What is a 4×4 matrix determinant?

The determinant is a single scalar value that summarizes important properties of a square matrix. For a 4×4 matrix A, the determinant tells you whether the matrix is invertible (nonzero determinant) or singular (zero determinant), and it represents the signed scaling factor of the 4-dimensional volume under the linear transformation A. This calculator computes det(A) for any 4×4 matrix using exact cofactor expansion.

A 4 by 4 grid of matrix entries labeled with subscripts
A 4×4 matrix has 16 entries arranged in four rows and four columns.

How to use the calculator

Enter all 16 entries of your matrix into the grid, where \(a_{ij}\) sits in row \(i\) and column \(j\).
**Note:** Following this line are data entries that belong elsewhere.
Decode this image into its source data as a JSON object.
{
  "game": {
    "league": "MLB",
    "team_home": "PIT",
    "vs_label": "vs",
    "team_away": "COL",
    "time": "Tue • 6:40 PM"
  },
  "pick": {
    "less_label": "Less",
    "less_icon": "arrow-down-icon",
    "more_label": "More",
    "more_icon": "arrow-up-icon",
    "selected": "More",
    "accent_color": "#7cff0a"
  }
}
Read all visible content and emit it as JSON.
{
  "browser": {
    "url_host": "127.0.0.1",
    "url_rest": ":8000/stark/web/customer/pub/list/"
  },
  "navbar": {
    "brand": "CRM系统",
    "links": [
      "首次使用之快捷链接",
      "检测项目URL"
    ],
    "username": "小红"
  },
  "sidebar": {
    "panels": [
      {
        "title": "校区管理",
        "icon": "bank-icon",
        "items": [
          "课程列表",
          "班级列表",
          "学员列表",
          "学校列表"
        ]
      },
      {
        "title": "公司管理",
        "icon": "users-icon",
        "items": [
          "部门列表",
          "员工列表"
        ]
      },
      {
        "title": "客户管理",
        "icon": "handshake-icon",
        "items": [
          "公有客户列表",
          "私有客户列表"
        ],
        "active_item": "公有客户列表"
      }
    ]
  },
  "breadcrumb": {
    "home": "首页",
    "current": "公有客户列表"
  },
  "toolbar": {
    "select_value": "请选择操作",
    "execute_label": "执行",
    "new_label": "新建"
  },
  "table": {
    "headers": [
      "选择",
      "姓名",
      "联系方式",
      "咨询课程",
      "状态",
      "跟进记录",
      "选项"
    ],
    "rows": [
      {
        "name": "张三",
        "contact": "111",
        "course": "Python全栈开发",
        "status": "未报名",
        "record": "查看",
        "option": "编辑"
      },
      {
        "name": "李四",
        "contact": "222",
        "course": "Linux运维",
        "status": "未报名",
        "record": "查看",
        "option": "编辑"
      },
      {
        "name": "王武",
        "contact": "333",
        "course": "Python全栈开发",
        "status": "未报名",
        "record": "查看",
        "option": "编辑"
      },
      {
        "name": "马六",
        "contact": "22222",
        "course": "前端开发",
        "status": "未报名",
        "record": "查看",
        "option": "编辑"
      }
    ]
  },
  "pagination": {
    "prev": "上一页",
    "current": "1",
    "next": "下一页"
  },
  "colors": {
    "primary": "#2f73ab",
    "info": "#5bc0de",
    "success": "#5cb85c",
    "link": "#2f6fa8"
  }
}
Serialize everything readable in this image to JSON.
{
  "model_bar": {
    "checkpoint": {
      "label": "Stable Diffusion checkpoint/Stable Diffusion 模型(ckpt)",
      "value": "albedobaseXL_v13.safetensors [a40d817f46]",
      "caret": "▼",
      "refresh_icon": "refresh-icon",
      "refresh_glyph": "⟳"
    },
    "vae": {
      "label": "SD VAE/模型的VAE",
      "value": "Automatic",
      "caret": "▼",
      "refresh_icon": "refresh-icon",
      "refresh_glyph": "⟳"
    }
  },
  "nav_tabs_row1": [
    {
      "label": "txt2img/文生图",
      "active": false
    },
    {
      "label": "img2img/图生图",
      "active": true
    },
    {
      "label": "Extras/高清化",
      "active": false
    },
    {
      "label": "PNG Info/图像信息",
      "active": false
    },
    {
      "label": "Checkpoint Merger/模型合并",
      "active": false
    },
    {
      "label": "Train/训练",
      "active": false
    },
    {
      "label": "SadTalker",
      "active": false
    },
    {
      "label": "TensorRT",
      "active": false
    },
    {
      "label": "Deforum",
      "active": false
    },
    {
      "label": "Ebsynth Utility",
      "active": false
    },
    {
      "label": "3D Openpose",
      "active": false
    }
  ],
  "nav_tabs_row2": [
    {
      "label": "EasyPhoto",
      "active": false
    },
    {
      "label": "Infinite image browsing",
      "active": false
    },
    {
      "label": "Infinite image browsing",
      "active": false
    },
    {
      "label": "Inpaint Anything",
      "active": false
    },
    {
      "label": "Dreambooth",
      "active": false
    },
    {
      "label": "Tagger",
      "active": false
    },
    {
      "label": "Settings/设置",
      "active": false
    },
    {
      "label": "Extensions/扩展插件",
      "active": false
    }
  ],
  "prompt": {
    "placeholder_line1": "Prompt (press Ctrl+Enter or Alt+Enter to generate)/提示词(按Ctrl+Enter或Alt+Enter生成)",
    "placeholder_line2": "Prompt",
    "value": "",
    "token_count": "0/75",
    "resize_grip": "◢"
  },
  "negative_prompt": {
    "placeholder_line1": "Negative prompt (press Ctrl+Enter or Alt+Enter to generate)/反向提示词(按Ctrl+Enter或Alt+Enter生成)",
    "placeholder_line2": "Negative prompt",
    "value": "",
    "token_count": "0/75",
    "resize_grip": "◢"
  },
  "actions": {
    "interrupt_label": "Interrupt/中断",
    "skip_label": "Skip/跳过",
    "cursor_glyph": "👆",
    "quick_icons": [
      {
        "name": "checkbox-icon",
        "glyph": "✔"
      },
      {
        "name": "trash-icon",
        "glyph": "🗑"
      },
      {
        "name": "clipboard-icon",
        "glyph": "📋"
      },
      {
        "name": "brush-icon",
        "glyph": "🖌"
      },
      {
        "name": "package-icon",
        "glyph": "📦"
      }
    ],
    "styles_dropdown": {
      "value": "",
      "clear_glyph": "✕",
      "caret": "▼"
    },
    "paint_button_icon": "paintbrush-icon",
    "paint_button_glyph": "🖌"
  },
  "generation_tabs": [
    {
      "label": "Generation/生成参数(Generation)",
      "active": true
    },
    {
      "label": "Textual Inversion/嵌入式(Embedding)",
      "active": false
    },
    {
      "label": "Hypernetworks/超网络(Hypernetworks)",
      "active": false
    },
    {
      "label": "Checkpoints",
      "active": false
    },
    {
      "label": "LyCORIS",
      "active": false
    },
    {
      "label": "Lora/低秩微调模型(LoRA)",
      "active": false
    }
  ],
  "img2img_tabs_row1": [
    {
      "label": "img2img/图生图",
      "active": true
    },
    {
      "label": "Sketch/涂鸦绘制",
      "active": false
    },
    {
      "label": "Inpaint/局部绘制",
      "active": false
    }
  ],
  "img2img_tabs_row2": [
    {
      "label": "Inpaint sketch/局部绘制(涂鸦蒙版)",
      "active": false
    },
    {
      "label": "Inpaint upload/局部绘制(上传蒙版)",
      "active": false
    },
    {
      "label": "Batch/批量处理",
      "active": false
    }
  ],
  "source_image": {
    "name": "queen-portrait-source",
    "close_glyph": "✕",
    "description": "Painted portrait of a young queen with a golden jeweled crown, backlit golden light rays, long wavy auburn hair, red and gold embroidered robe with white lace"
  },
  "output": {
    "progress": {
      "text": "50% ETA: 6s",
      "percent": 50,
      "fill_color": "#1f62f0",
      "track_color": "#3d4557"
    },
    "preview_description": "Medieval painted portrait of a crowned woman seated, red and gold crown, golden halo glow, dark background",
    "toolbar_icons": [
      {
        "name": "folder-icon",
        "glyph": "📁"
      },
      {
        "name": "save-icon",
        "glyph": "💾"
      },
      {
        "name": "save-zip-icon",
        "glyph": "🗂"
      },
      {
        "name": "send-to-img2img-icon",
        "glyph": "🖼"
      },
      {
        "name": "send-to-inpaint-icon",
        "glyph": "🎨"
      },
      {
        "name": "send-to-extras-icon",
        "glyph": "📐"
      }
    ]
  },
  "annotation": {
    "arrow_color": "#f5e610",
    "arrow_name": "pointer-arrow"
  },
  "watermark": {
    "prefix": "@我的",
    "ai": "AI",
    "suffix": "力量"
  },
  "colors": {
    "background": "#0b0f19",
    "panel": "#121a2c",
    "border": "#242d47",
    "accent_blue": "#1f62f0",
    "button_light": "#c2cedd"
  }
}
Decimal and negative values are allowed. Click calculate and the tool returns the determinant along with whether the matrix is invertible.

The formula explained

We use Laplace (cofactor) expansion along the first row:

$$\det(A) = a_{11}M_{11} - a_{12}M_{12} + a_{13}M_{13} - a_{14}M_{14}$$

Each \(M_{1j}\) is the 3×3 determinant of the submatrix formed by deleting row 1 and column \(j\). The signs alternate (+, −, +, −) according to \((-1)^{1+j}\). Each 3×3 minor is itself expanded into 2×2 determinants, giving an exact result.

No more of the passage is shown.